UPDATE: I happened to spy a “Cachet by Daler-Rowney” Original Classic Sketchbook in my bedroom. Daler-Rowney is a UK company that is the result of a merger with George Rowney, Ltd and the Daler Board Company. Daler-Rowney also sells a 9×12 wirebound sketchbook. But who is the originator?


  1. Lynn O'Connor 15 years ago
  2. Lynn O'Connor 15 years ago

    Another source, looks like $18.
    Obviously I am procrastinating. Off to work

  3. bryan e 15 years ago

    Try “Alvin Cachet” as the brand name.

    While most of the on-line prices are around 15-20 $US, you must factor in shipping for a fair comparison.  That seems to bring it up to what you got it for.  Of course, if you buy 1000 …. :-)

  4. Erik 15 years ago

    Looks like a nice-quality pad. It’s too bad there aren’t more grid paper producers putting out dotted grid paper – it almost makes me wonder if the concept is patented. Here’s the only example of what I am talking about (and I have asked at Bob Slate several times over the past year, they have never stocked it):

  5. Dave Seah 15 years ago

    I’ll have to call the company one of these days and see if they can give me some more information. There is this whole invisible cloud of companies making awesome stuff that we don’t know about! It drives me nuts :-)

    I certainly hope that dotted grid paper isn’t patented. I think in context of some digital pen systems it may be, but dot pattern grids (which I use on my forms too) seem really obvious and clean.

  6. Jun Loayza 15 years ago

    It’s truly the simple things that matter in life.  I’ll be the first to admit that I spend entirely way too much time writing on Word.  My handwriting had deteriorated to worse than that of a doctor’s. 

    Last week, I began writing down notes on a piece of paper.  Sure my hand hurt in the beginning, but I began to notice that when I hand-write my notes or things to do, they become that much more concrete to me. 

    I keep coming back here because you make the simplest things look astounding.

    Just stumbled this post and added it to Viralogy.  Hope it brings you a lot of traffic.

    – Jun

  7. Katrina 15 years ago

    Welcome back, I missed ya!

    I went to my local art supply shop and felt up the paper.  I bought the recycled blank version.  Then I went online and picked up the one Lynn noted above.  I love the way the cover folds back.  I discussed buying them in bulk at the store because I think they would work great for my students.

    Thanks for the heads up.

    And truly, I am so glad you are back to blogging.

  8. Christine 15 years ago

    David – I recently stumbled upon your blog and it is such a refreshing find!  I also LOVE notebooks and am very particular about them, so I was very excited to see today’s post.  I am also from Taiwan originally.  Transplanted to the U.S. when I was nine (1979).  I haven’t been back since 1984 and I was fascinated by your latest entries of your return visit to Taiwan.  I haven’t read them all yet, but I plan to.  I think we also share the same feelings about PEOPLE.  I often quip to my husband, “I don’t like people because they’re unpredictable and never meet my expectations”.  But I really like the way you analyze people in the previous post and I would like to try it out.  I do best with computers and numbers though, LOL. 


  9. dmk 15 years ago

    Ooh, nice.
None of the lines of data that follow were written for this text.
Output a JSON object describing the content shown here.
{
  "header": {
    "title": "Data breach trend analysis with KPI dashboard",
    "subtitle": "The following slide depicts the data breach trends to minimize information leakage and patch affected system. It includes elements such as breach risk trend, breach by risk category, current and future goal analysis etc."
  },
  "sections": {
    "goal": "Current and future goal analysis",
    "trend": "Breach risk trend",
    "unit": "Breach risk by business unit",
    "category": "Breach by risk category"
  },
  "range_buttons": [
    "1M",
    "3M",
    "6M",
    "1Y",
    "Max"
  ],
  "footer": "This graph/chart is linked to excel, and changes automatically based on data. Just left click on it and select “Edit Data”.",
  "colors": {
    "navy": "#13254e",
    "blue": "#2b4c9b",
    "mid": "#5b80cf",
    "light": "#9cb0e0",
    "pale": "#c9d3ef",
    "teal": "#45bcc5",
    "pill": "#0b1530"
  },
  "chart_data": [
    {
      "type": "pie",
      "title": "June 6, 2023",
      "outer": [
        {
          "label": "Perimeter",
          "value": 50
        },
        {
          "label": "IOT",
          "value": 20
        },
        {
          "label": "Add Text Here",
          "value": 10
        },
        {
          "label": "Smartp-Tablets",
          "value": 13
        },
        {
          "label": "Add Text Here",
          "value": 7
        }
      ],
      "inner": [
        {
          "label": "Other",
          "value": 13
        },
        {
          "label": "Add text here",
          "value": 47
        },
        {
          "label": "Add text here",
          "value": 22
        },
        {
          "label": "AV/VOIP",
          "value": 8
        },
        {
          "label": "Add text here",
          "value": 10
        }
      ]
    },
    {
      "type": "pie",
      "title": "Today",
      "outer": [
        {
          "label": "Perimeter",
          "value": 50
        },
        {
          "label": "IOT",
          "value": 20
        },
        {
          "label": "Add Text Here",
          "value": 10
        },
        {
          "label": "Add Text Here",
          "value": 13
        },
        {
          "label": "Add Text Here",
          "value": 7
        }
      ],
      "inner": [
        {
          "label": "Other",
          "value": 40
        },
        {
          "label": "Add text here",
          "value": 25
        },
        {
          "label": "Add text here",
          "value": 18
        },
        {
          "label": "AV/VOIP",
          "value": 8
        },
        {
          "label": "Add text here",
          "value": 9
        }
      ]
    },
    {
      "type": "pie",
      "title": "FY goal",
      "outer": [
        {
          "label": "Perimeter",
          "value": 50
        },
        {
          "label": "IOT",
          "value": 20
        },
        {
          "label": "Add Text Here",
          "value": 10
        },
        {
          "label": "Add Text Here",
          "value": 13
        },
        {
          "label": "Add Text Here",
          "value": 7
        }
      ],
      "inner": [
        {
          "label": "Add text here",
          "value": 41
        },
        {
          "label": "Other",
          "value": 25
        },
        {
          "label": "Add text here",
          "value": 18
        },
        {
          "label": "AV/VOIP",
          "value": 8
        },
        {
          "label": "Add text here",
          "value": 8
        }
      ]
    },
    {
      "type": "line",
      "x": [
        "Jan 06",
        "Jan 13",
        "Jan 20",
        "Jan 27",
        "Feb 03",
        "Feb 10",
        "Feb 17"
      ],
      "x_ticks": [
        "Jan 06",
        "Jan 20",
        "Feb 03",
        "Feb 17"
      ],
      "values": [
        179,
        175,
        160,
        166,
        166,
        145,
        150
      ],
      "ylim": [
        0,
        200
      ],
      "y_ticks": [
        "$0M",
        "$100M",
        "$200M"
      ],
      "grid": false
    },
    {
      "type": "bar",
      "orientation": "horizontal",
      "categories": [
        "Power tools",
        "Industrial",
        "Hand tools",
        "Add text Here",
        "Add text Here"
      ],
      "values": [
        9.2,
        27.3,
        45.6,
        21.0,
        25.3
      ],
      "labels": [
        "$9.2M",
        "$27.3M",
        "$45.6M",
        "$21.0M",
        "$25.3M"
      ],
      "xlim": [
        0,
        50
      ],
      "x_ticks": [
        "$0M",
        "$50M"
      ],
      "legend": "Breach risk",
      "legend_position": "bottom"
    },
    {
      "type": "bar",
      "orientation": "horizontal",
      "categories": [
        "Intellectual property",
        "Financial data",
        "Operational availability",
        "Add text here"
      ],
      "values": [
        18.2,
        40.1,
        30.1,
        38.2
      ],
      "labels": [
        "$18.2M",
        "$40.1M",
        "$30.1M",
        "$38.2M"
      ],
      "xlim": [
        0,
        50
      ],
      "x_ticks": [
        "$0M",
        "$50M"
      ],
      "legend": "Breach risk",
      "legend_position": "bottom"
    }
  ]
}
I’m on the lookout for a new large notebook. As long as there’s sketching room in it then I’m sold. I’d better go and find out of they’re available in the UK /available at all.

  10. Janine 15 years ago

    You can also find them in bulk on eBay.
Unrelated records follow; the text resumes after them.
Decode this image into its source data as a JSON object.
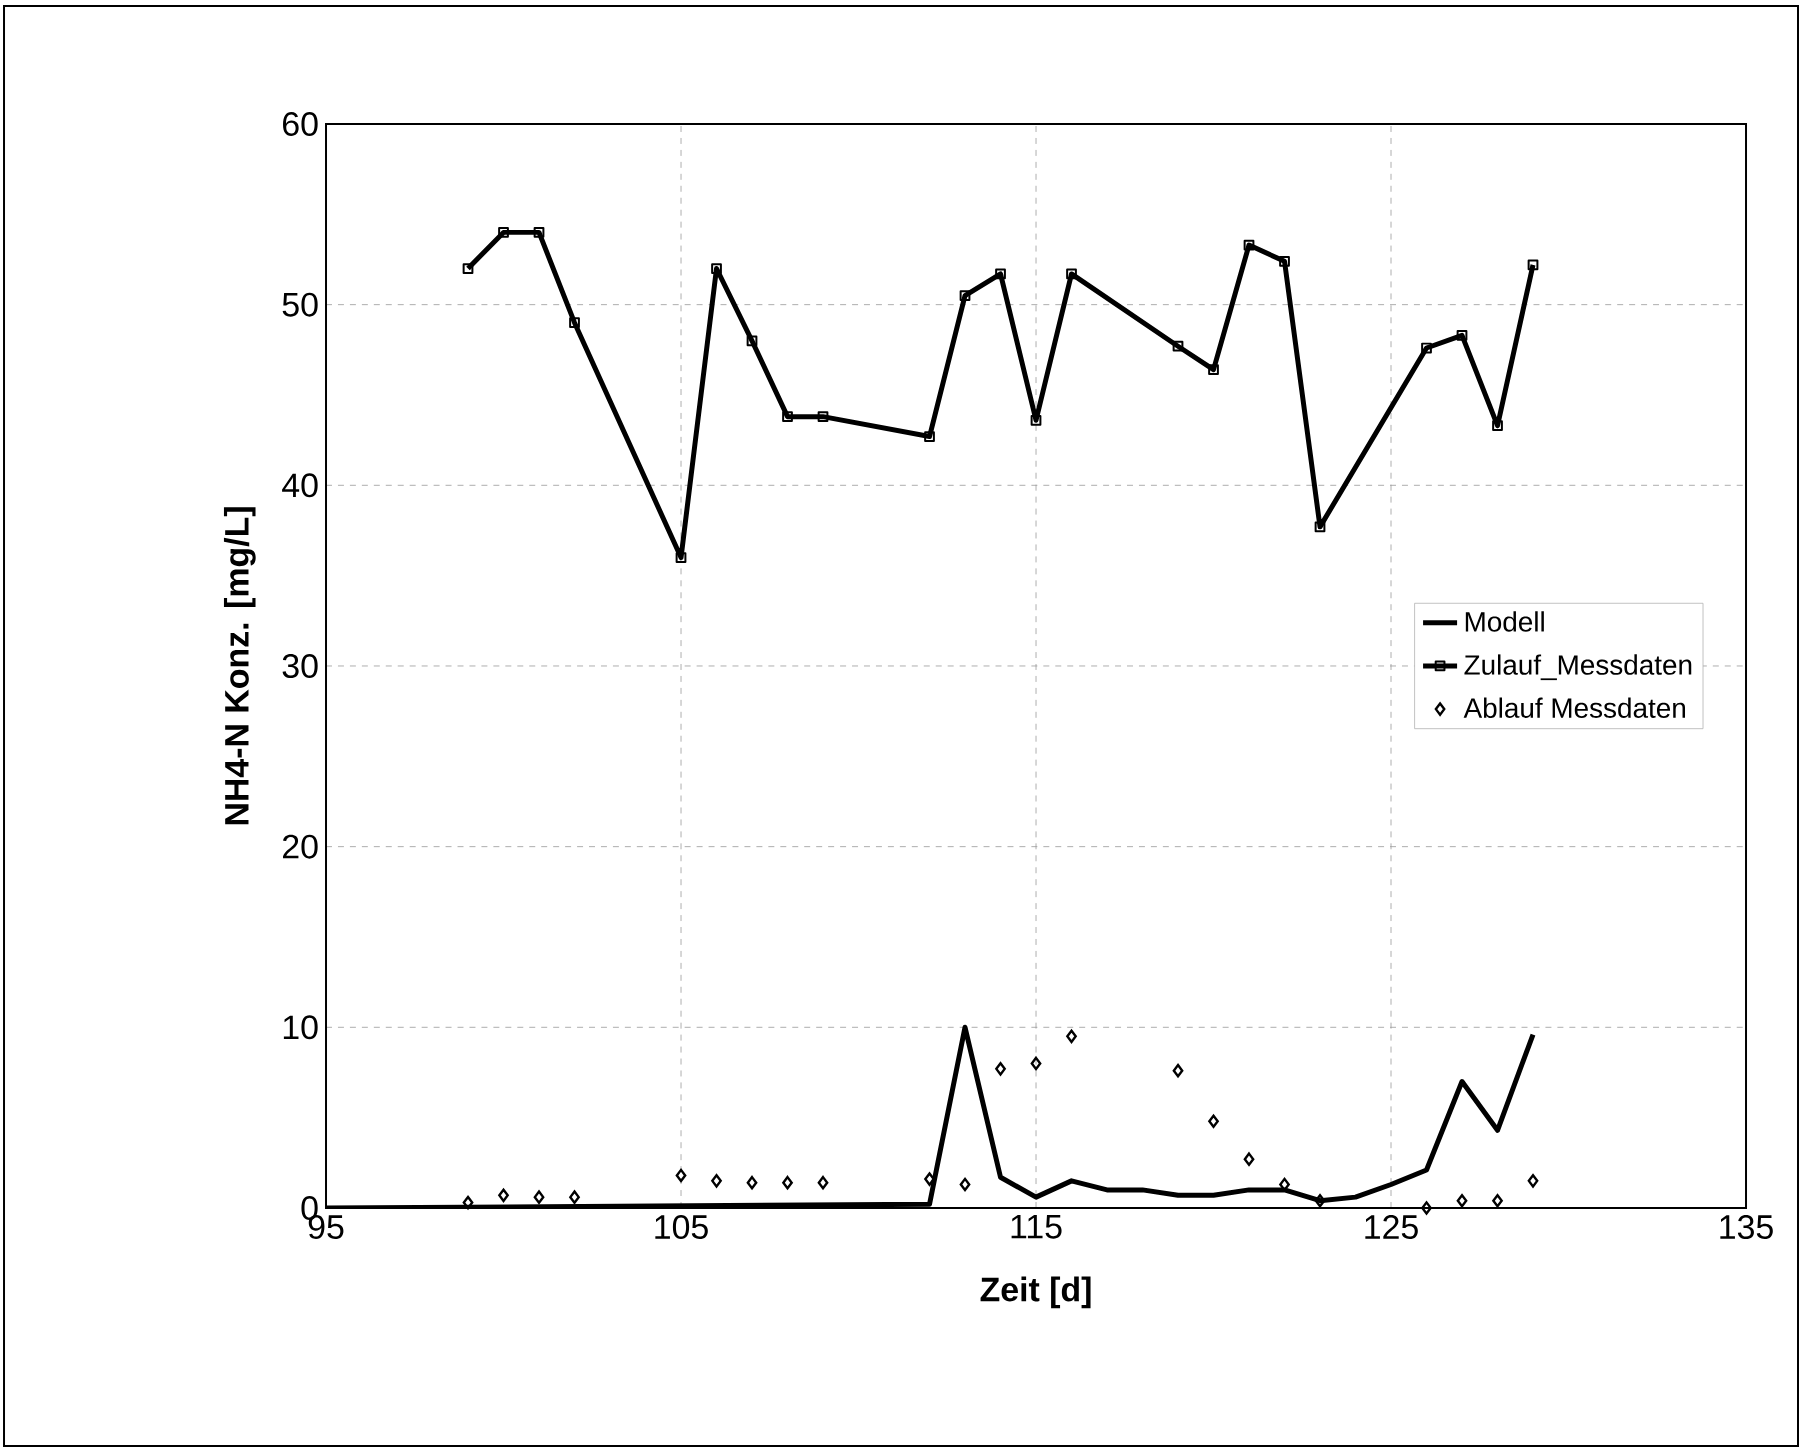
{
  "chart_data": {
    "type": "line",
    "xlabel": "Zeit    [d]",
    "ylabel": "NH4-N Konz.   [mg/L]",
    "xlim": [
      95,
      135
    ],
    "xticks": [
      95,
      105,
      115,
      125,
      135
    ],
    "ylim": [
      0,
      60
    ],
    "yticks": [
      0,
      10,
      20,
      30,
      40,
      50,
      60
    ],
    "grid": true,
    "legend": "right",
    "line_style": "solid",
    "series": [
      {
        "name": "Modell",
        "color": "#000000",
        "marker": "none",
        "x": [
          95,
          112,
          113,
          114,
          115,
          116,
          117,
          118,
          119,
          120,
          121,
          122,
          123,
          124,
          125,
          126,
          127,
          128,
          129
        ],
        "values": [
          0,
          0.2,
          10,
          1.7,
          0.6,
          1.5,
          1,
          1,
          0.7,
          0.7,
          1,
          1,
          0.4,
          0.6,
          1.3,
          2.1,
          7,
          4.3,
          9.6
        ]
      },
      {
        "name": "Zulauf_Messdaten",
        "color": "#000000",
        "marker": "square",
        "x": [
          99,
          100,
          101,
          102,
          105,
          106,
          107,
          108,
          109,
          112,
          113,
          114,
          115,
          116,
          119,
          120,
          121,
          122,
          123,
          126,
          127,
          128,
          129
        ],
        "values": [
          52,
          54,
          54,
          49,
          36,
          52,
          48,
          43.8,
          43.8,
          42.7,
          50.5,
          51.7,
          43.6,
          51.7,
          47.7,
          46.4,
          53.3,
          52.4,
          37.7,
          47.6,
          48.3,
          43.3,
          52.2
        ]
      },
      {
        "name": "Ablauf Messdaten",
        "type": "scatter",
        "color": "#000000",
        "marker": "diamond",
        "x": [
          99,
          100,
          101,
          102,
          105,
          106,
          107,
          108,
          109,
          112,
          113,
          114,
          115,
          116,
          119,
          120,
          121,
          122,
          123,
          126,
          127,
          128,
          129
        ],
        "values": [
          0.3,
          0.7,
          0.6,
          0.6,
          1.8,
          1.5,
          1.4,
          1.4,
          1.4,
          1.6,
          1.3,
          7.7,
          8,
          9.5,
          7.6,
          4.8,
          2.7,
          1.3,
          0.4,
          0,
          0.4,
          0.4,
          1.5
        ]
      }
    ]
  }
}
  11. Dominique 14 years ago

    I just got this at the art co-op here and paid about $11. I’m in love. It’s so hard to find all the qualities this notebook has in just one notebook: graph paper, good spiral binding, and a hardcover.
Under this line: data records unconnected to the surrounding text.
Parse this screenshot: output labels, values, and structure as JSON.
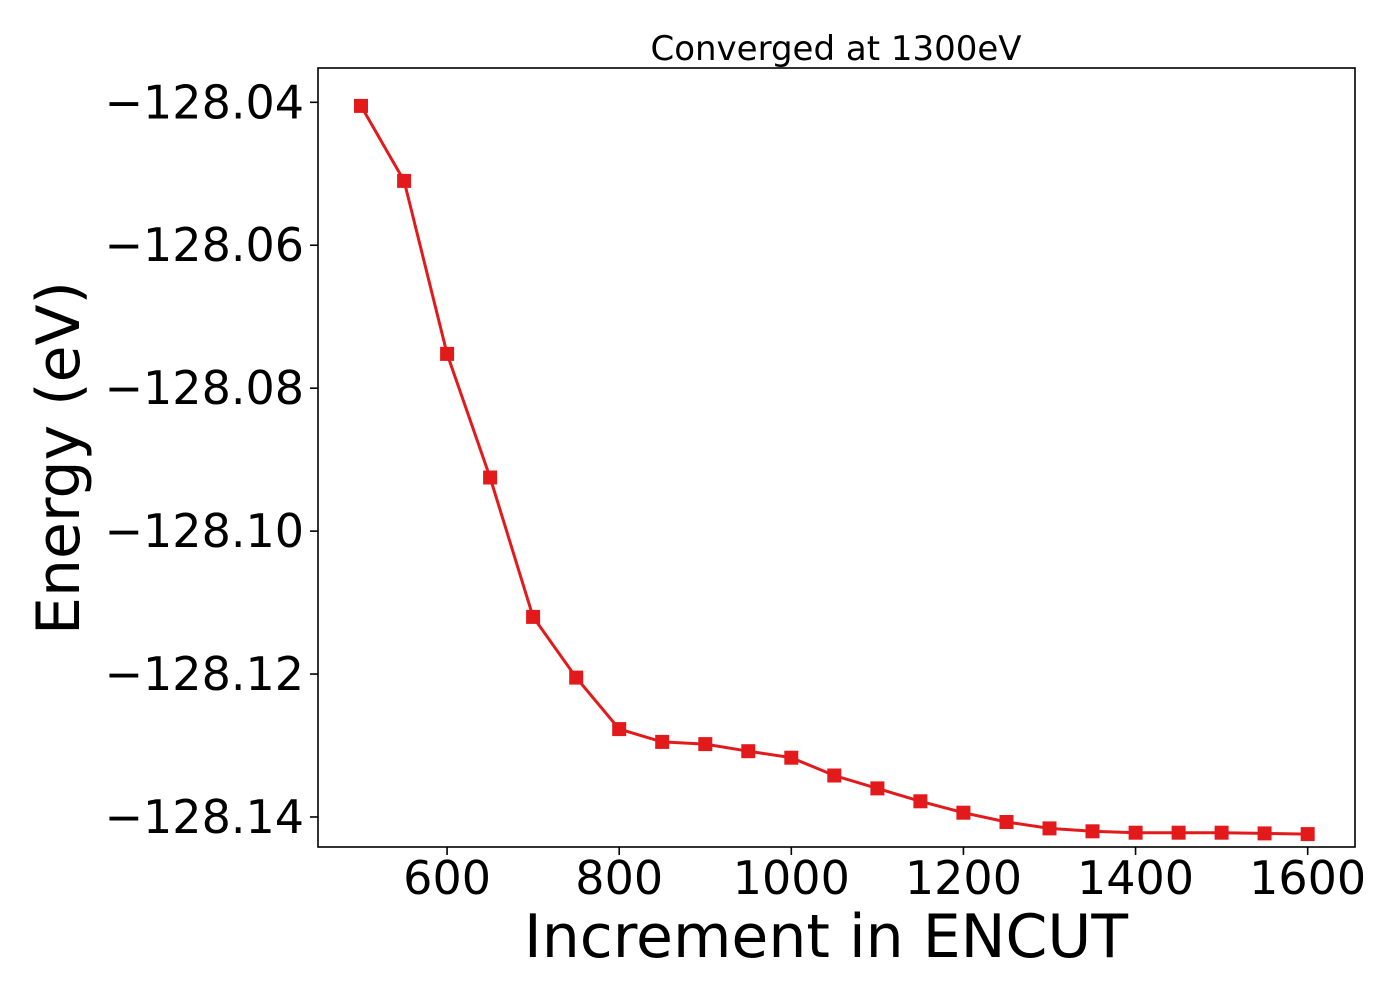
{
  "chart_data": {
    "type": "line",
    "title": "Converged at 1300eV",
    "xlabel": "Increment in ENCUT",
    "ylabel": "Energy (eV)",
    "xlim": [
      450,
      1655
    ],
    "ylim": [
      -128.1442,
      -128.0352
    ],
    "x_ticks": [
      600,
      800,
      1000,
      1200,
      1400,
      1600
    ],
    "x_tick_labels": [
      "600",
      "800",
      "1000",
      "1200",
      "1400",
      "1600"
    ],
    "y_ticks": [
      -128.04,
      -128.06,
      -128.08,
      -128.1,
      -128.12,
      -128.14
    ],
    "y_tick_labels": [
      "−128.04",
      "−128.06",
      "−128.08",
      "−128.10",
      "−128.12",
      "−128.14"
    ],
    "grid": false,
    "legend": "none",
    "series": [
      {
        "color": "#e31a1c",
        "marker": "square",
        "x": [
          500,
          550,
          600,
          650,
          700,
          750,
          800,
          850,
          900,
          950,
          1000,
          1050,
          1100,
          1150,
          1200,
          1250,
          1300,
          1350,
          1400,
          1450,
          1500,
          1550,
          1600
        ],
        "y": [
          -128.0405,
          -128.051,
          -128.0752,
          -128.0925,
          -128.112,
          -128.1205,
          -128.1277,
          -128.1295,
          -128.1298,
          -128.1308,
          -128.1317,
          -128.1342,
          -128.136,
          -128.1378,
          -128.1394,
          -128.1407,
          -128.1416,
          -128.142,
          -128.1422,
          -128.1422,
          -128.1422,
          -128.1423,
          -128.1424
        ]
      }
    ]
  }
}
  12. John DiPonzio 13 years ago

    Have the same feeling for my 9 x 12 treasure by Daler and Rowney. Find myself seeking for another as the available pages begin to wane. Great for all the scribing I do in all facets of my life and am glad others understand the pleasure of a well made tool.

  13. Erika Rendon 11 years ago

    I have been looking for a notebook like this for a long time. I now carry 2 notebooks, some awesome pens that I enjoy writing with and my ultrabook. Traveling very light is awesome.